Security Guards At Fremont Casino Held An Innocent Patron In Handcuffs For 90 Minutes


A Downtown Las Vegas casino is in hot water with gaming regulators after staff at the casino detained a woman for 90 minutes, despite video evidence that proved she was innocent of what she was accused of.

Last November, security guards at Boyd Gaming’s Fremont Casino detained a woman who was gambling on slot machines and claimed that she had stolen funds from another player who was on a nearby machine.

The guards handcuffed her and took her into a separate holding area where she was questioned about her “actions,” while waiting for police to arrive. After reviewing video footage, managers from the casino eventually realized that she was innocent and she was released, but last week, regulators took action.

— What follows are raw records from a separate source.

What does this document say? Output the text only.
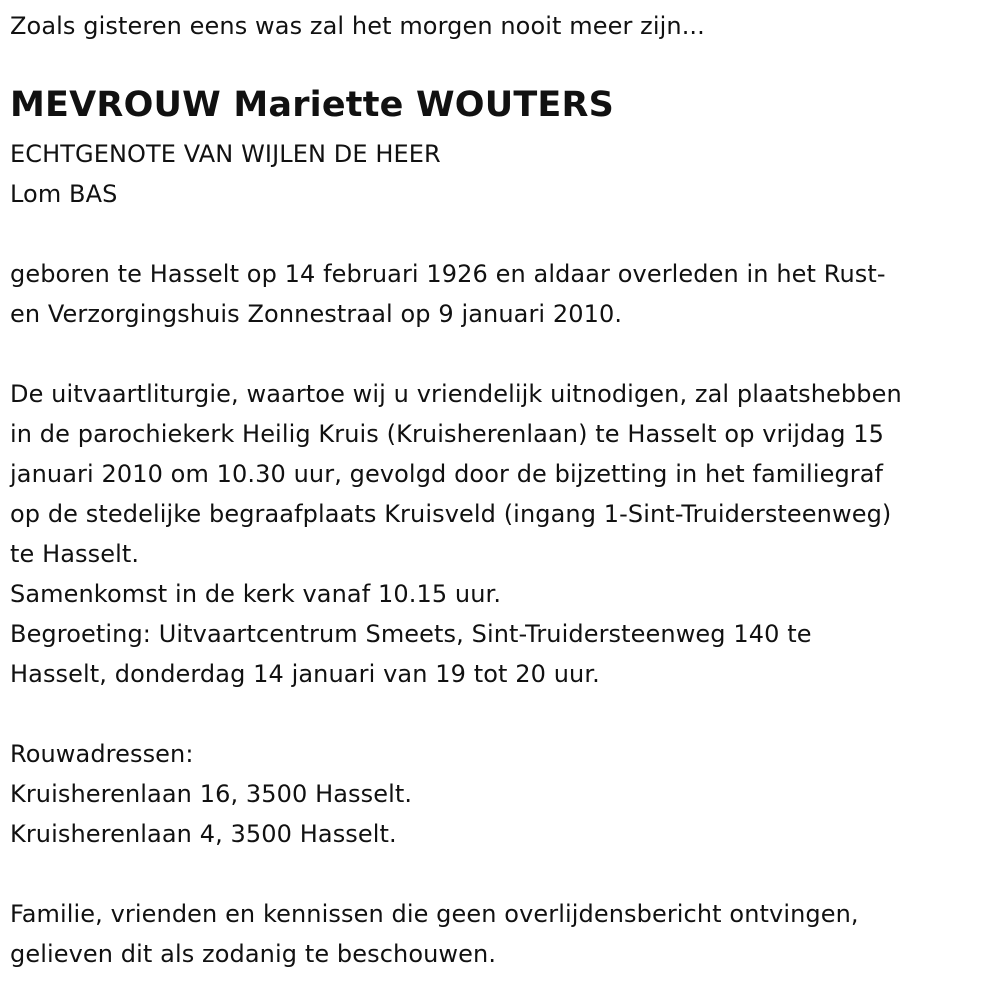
Zoals gisteren eens was zal het morgen nooit meer zijn...
MEVROUW Mariette WOUTERS
ECHTGENOTE VAN WIJLEN DE HEER
Lom BAS
geboren te Hasselt op 14 februari 1926 en aldaar overleden in het Rust-
en Verzorgingshuis Zonnestraal op 9 januari 2010.
De uitvaartliturgie, waartoe wij u vriendelijk uitnodigen, zal plaatshebben
in de parochiekerk Heilig Kruis (Kruisherenlaan) te Hasselt op vrijdag 15
januari 2010 om 10.30 uur, gevolgd door de bijzetting in het familiegraf
op de stedelijke begraafplaats Kruisveld (ingang 1-Sint-Truidersteenweg)
te Hasselt.
Samenkomst in de kerk vanaf 10.15 uur.
Begroeting: Uitvaartcentrum Smeets, Sint-Truidersteenweg 140 te
Hasselt, donderdag 14 januari van 19 tot 20 uur.
Rouwadressen:
Kruisherenlaan 16, 3500 Hasselt.
Kruisherenlaan 4, 3500 Hasselt.
Familie, vrienden en kennissen die geen overlijdensbericht ontvingen,
gelieven dit als zodanig te beschouwen.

The Nevada Gaming Control Board filed a four-count complaint against the property for the way the incident was handled, according to a report from the Las Vegas Review-Journal.

In a description of the incident, the filing said that one woman cashed out her winnings from a slot machine and went to redeem her ticket.

She came back and found the eventual detained woman playing on the same machine. The previous gambler claimed there was still $20 in credit on the machine and accused her of playing through the rest of her money. She told the security guards on staff and action was taken.

“The manner in which the security officers handled the arrest of [the patron] was unreasonable given the circumstances,” read the filing. “Under the circumstances, there was no need to detain the patron or subject her to the treatment given to her and the threats to try and force a confession out of her. The matter could have been resolved without even speaking to her, let alone detaining her for 90 minutes.”

Casino staff reported the incident to regulators the following day and an investigation ensued. Nearly a year later, regulators are finally filing a formal complaint.

Under the law, the commission has the power to revoke the property’s gaming license. A fine is much more likely, however.